To study the impact of the arc-shaped stiffener, the fatigue stress state of the proposed OSD with arc-shaped stiffener and OSD was studied under a moving vehicle load. A comparative study was conducted with OSD to investigate the fatigue stress amplitude and stress distribution mechanism. The dynamic response of concern point 1 and 2 under seven fatigue moving vehicle models M1–M7 was extracted from numerical results, as shown in Figure 10.

As seen in Figure 10, at concern point 2, the stress amplitude of the OSD with the arc-shaped stiffener is about 15% lower than the OSD, especially at the maximum stress.
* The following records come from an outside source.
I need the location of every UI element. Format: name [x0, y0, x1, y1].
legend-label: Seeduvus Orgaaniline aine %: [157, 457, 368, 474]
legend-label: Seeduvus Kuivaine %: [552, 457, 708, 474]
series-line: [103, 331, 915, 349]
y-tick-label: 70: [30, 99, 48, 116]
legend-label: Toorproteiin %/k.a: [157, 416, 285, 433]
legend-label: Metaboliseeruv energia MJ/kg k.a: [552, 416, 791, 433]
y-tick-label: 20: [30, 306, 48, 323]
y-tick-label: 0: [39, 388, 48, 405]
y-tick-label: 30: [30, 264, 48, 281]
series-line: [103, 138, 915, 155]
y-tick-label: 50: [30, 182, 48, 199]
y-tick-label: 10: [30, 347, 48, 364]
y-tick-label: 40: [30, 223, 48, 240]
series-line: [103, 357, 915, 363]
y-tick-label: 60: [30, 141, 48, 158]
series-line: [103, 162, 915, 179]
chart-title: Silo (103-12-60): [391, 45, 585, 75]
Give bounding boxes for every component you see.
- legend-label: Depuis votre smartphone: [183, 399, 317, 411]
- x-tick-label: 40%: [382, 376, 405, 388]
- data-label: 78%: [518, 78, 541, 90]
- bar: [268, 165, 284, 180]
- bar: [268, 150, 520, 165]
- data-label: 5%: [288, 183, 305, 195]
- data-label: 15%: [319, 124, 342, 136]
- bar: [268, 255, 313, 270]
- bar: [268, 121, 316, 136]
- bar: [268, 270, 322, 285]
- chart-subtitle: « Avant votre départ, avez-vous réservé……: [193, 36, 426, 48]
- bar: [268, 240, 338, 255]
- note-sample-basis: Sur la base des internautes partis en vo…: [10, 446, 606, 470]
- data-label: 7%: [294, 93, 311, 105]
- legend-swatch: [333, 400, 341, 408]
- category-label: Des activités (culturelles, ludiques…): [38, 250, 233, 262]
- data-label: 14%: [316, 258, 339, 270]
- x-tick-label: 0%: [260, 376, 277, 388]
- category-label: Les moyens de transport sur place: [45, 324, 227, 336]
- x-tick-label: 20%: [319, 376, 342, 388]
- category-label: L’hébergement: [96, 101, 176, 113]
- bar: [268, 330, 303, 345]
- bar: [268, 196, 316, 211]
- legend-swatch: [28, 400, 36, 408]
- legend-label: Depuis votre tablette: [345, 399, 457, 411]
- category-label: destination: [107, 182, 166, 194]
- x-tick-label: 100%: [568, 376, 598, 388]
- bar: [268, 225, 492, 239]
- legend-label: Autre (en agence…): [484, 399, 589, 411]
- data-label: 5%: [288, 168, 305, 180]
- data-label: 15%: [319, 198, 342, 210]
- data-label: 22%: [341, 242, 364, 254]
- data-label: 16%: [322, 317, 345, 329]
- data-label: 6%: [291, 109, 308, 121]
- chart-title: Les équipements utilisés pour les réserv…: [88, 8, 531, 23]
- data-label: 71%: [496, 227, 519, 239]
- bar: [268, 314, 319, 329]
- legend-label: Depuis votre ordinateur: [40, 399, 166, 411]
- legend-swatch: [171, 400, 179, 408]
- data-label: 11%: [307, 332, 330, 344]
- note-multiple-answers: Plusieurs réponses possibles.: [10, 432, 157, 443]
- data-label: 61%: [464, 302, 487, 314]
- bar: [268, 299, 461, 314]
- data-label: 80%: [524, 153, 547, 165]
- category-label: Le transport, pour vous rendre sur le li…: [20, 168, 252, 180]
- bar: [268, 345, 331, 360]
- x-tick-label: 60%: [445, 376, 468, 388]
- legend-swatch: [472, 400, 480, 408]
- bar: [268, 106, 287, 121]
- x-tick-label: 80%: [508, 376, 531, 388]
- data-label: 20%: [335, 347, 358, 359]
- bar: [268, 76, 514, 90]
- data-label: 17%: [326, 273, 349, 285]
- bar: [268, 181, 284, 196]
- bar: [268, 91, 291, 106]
While the stress of concern point 2 is significantly greater than that of concern point 1, the stress state is almost the same as the OSD.

5.2. Impact of the Arc-Shaped Stiffener on Fatigue Life

The fatigue life of the OSD and OSD with arc-shaped stiffener was evaluated with an initial crack from 0.1–0.5 mm. The fatigue stress of concern point 1 was smaller than the fatigue stress limit, therefore, fatigue performance was not considered. The fatigue life of concern point 2 was evaluated based on the fracture mechanics method, and different fatigue lives were obtained by assuming different initial cracks, as shown in Figure 11.

As seen in Figure 11, the fatigue life of the bridge panel gradually decreases as the initial crack gradually increases. Furthermore, the fatigue life of the OSD with the arc-shaped stiffener is higher than the OSD.

In general, the stress state and distribution on the bridge deck are extremely crucial for fatigue performance. When the vehicles pass the bridge, the bridge deck panel will generate different cyclic stress cycles. The stress amplitude is smaller than the limit, which is 28.34 MPa, therefore, the fatigue performance is not considered. Once the stress amplitude reaches the limit, it will trigger the fatigue life evaluation. To enhance fatigue resistance, reducing the stress amplitude in terms of improving the stress distribution is the efficient and economical way. However, the stress distribution on the bridge panel is related to its geometric structure. From the structural point of view, the proposed steel bridge deck can reduce the stress amplitude and employ more area on the deck to withstand the moving wheel load with the arc-shaped stiffener on the bridge deck. Different moving vehicle loads only affect the stress amplitude, not the stress distribution. Furthermore, the welding process may cause stress concentration and it will have a serious impact on fatigue life evaluation. Hence, the stiffener was recommended with a prefabricated molding process.

6. Conclusions

In this paper, the newly designed OSD with the arc-shaped stiffener was proposed and studied through numerical analysis. The fatigue performance was studied under the seven fatigue moving vehicle load. The fatigue stress state and distribution mechanism were analyzed. With the arc-shaped stiffener, the stress amplitudes of the proposed steel bridge panel were reduced by 15% with common OSD. The stress distribution was more even in a wider range area. The fatigue life of the proposed bridge panel was enhanced by 40% compared with common OSD. Therefore, the proposed OSD with the arc-shaped stiffener can alleviate the fatigue crack propagation and enhance the fatigue resistance of steel bridge panels.

During the past decades, most of the long-span steel bridges adopted OSD due to its efficiency. However, the typical fatigue crack failure of OSD is always a challenge for bridge engineers after years of service, and it endanger the safety of the steel bridge. The proposed steel bridge deck can reduce the stress amplitude and extend the maintenance period to achieve better cost-effective goals compared with the common OSD. It has great potential for application in the future.